Researchers at the University of Durham in the UK have set a new record in the strength of magnetic field that a superconductor can support before turning normal. H J Niu and Damian Hampshire found that a superconductor made from lead, molybdenum and sulphur, and fabricated out of nanocrystals, can reach a field of almost 100 Tesla. This is 10 times higher than can be achieved in the niobium-titanium alloys that are currently used in superconducting magnets for particle accelerators, and about five times higher than in the niobium-tin used in high-frequency NMR applications and high-field laboratories.
Theory shows that high critical fields, where the material turns normally conducting, can be achieved through increasing disorder in a material, either by increasing the resistivity in the normal state or by reducing the electron mean-free path. Chemical doping or alloying can produce such effects, but in this case the researchers used mechanical milling followed by hot isostatic pressing to make a disordered nanocrystalline form of the superconductor PbMo6S8. The milling produces a disordered nanocrystalline powder, which is then formed into bulk material in the pressing stage.
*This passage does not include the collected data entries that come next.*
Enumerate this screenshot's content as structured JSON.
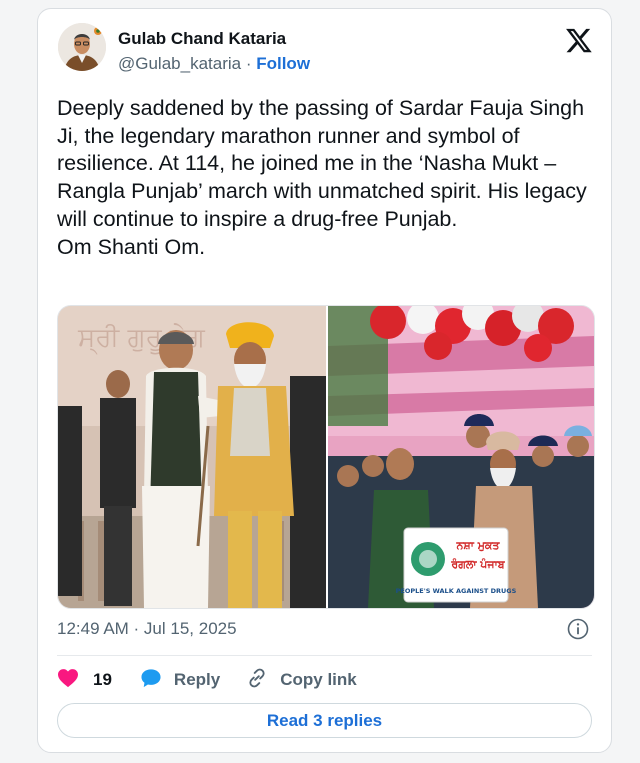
{
  "author": {
    "name": "Gulab Chand Kataria",
    "handle": "@Gulab_kataria",
    "separator": " · ",
    "follow_label": "Follow"
  },
  "tweet": {
    "text": "Deeply saddened by the passing of Sardar Fauja Singh Ji, the legendary marathon runner and symbol of resilience. At 114, he joined me in the ‘Nasha Mukt – Rangla Punjab’ march with unmatched spirit. His legacy will continue to inspire a drug-free Punjab.\nOm Shanti Om.",
    "timestamp": "12:49 AM · Jul 15, 2025"
  },
  "media": {
    "photo2_sign_line1": "ਨਸ਼ਾ ਮੁਕਤ",
    "photo2_sign_line2": "ਰੰਗਲਾ ਪੰਜਾਬ",
    "photo2_sign_caption": "PEOPLE'S WALK AGAINST DRUGS"
  },
  "actions": {
    "like_count": "19",
    "reply_label": "Reply",
    "copy_link_label": "Copy link",
    "read_replies_label": "Read 3 replies"
  },
  "colors": {
    "accent": "#1d6fd6",
    "like": "#f91880",
    "reply_bubble": "#1d9bf0",
    "muted": "#536471"
  },
  "icons": [
    "x-logo-icon",
    "info-icon",
    "heart-icon",
    "reply-bubble-icon",
    "link-icon"
  ]
}
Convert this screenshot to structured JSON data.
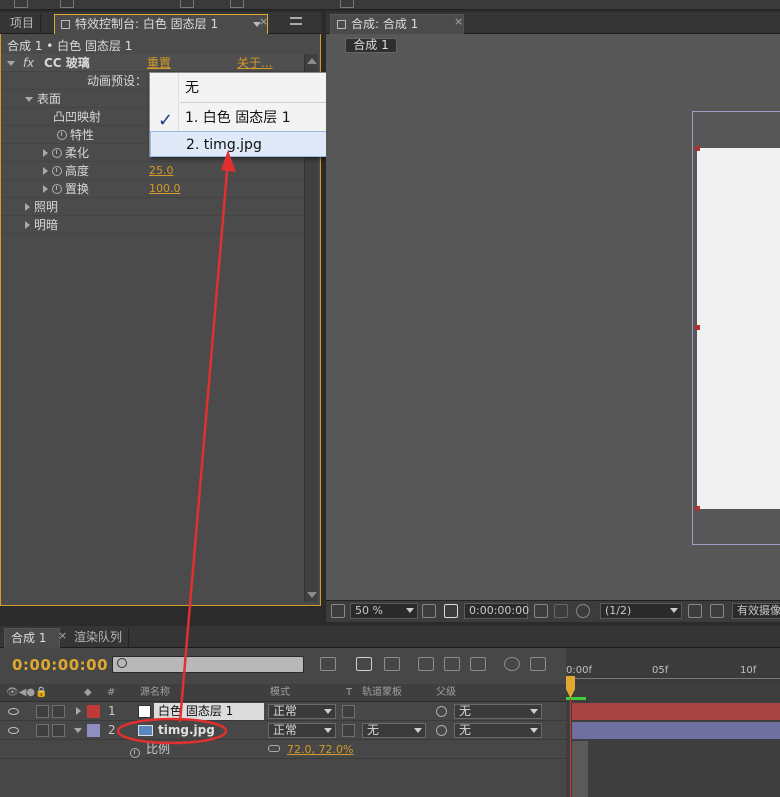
{
  "left_tabs": {
    "project": "项目",
    "effects": "特效控制台: 白色 固态层 1"
  },
  "effects_panel": {
    "breadcrumb": "合成 1 • 白色 固态层 1",
    "effect_fx": "fx",
    "effect_name": "CC 玻璃",
    "reset": "重置",
    "about": "关于...",
    "preset_label": "动画预设：",
    "surface_group": "表面",
    "bump_map": "凸凹映射",
    "property": "特性",
    "softness": "柔化",
    "height": "高度",
    "height_value": "25.0",
    "displacement": "置换",
    "displacement_value": "100.0",
    "lighting_group": "照明",
    "shading_group": "明暗"
  },
  "dropdown": {
    "items": [
      "无",
      "1. 白色 固态层 1",
      "2. timg.jpg"
    ],
    "checked_index": 1,
    "hover_index": 2
  },
  "right_tabs": {
    "comp": "合成: 合成 1"
  },
  "comp_viewer": {
    "crumb": "合成 1",
    "zoom": "50 %",
    "timecode": "0:00:00:00",
    "resolution": "(1/2)",
    "camera": "有效摄像"
  },
  "timeline": {
    "tab_comp": "合成 1",
    "tab_queue": "渲染队列",
    "timecode": "0:00:00:00",
    "col_hash": "#",
    "col_source": "源名称",
    "col_mode": "模式",
    "col_t": "T",
    "col_trkmat": "轨道蒙板",
    "col_parent": "父级",
    "ruler_labels": [
      "0:00f",
      "05f",
      "10f"
    ],
    "layers": [
      {
        "num": "1",
        "name": "白色 固态层 1",
        "mode": "正常",
        "parent": "无",
        "color": "#c03a3a"
      },
      {
        "num": "2",
        "name": "timg.jpg",
        "mode": "正常",
        "trkmat": "无",
        "parent": "无",
        "color": "#8e8ec0"
      }
    ],
    "scale_label": "比例",
    "scale_value": "72.0, 72.0%"
  }
}
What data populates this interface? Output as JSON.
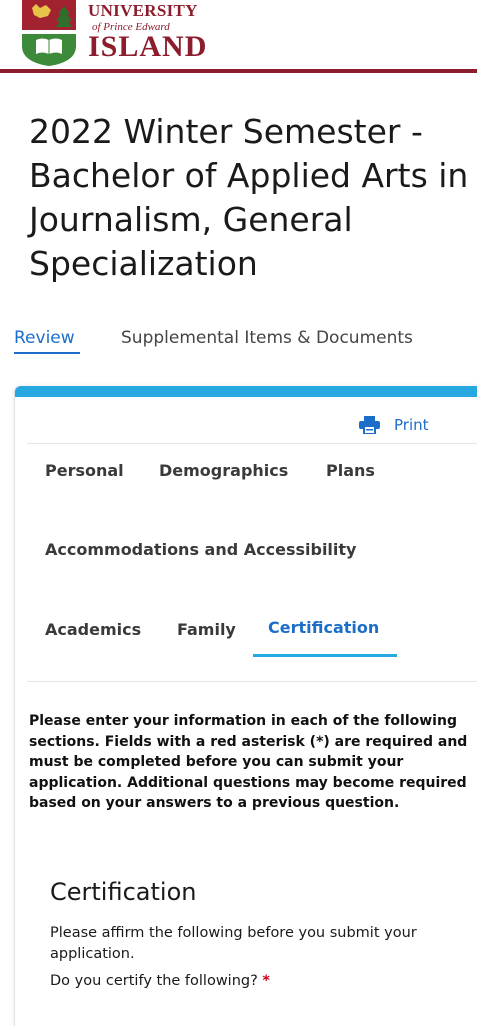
{
  "header": {
    "logo_line1": "UNIVERSITY",
    "logo_line2": "of Prince Edward",
    "logo_line3": "ISLAND",
    "brand_color": "#8c1d2c"
  },
  "page": {
    "title": "2022 Winter Semester - Bachelor of Applied Arts in Journalism, General Specialization"
  },
  "top_tabs": [
    {
      "label": "Review",
      "active": true
    },
    {
      "label": "Supplemental Items & Documents",
      "active": false
    }
  ],
  "card": {
    "accent_color": "#27a8e0",
    "print_label": "Print",
    "print_icon": "printer-icon"
  },
  "section_tabs": [
    {
      "label": "Personal",
      "active": false
    },
    {
      "label": "Demographics",
      "active": false
    },
    {
      "label": "Plans",
      "active": false
    },
    {
      "label": "Accommodations and Accessibility",
      "active": false
    },
    {
      "label": "Academics",
      "active": false
    },
    {
      "label": "Family",
      "active": false
    },
    {
      "label": "Certification",
      "active": true
    }
  ],
  "intro_text": "Please enter your information in each of the following sections. Fields with a red asterisk (*) are required and must be completed before you can submit your application. Additional questions may become required based on your answers to a previous question.",
  "certification": {
    "heading": "Certification",
    "description": "Please affirm the following before you submit your application.",
    "question": "Do you certify the following?",
    "required_marker": "*"
  },
  "colors": {
    "link_blue": "#1d6ec9",
    "required_red": "#d0021b"
  }
}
The superconductor made in this way has higher normal resistivity, but unlike materials produced by doping techniques, does not have a reduced superconducting transition temperature. The disorder reduces the electron mean- free path to 1 nm, which is less than a tenth the size of the grains, and together with the higher resistivity, ensures the high critical field. While conventionally produced PbMo6S8 has a critical field of around 50 T, the disordered nanocrystalline form reaches around 100 T.
Further reading
H J Niu and D Hampshire 2003 Phys. Rev. Lett. 91 027002.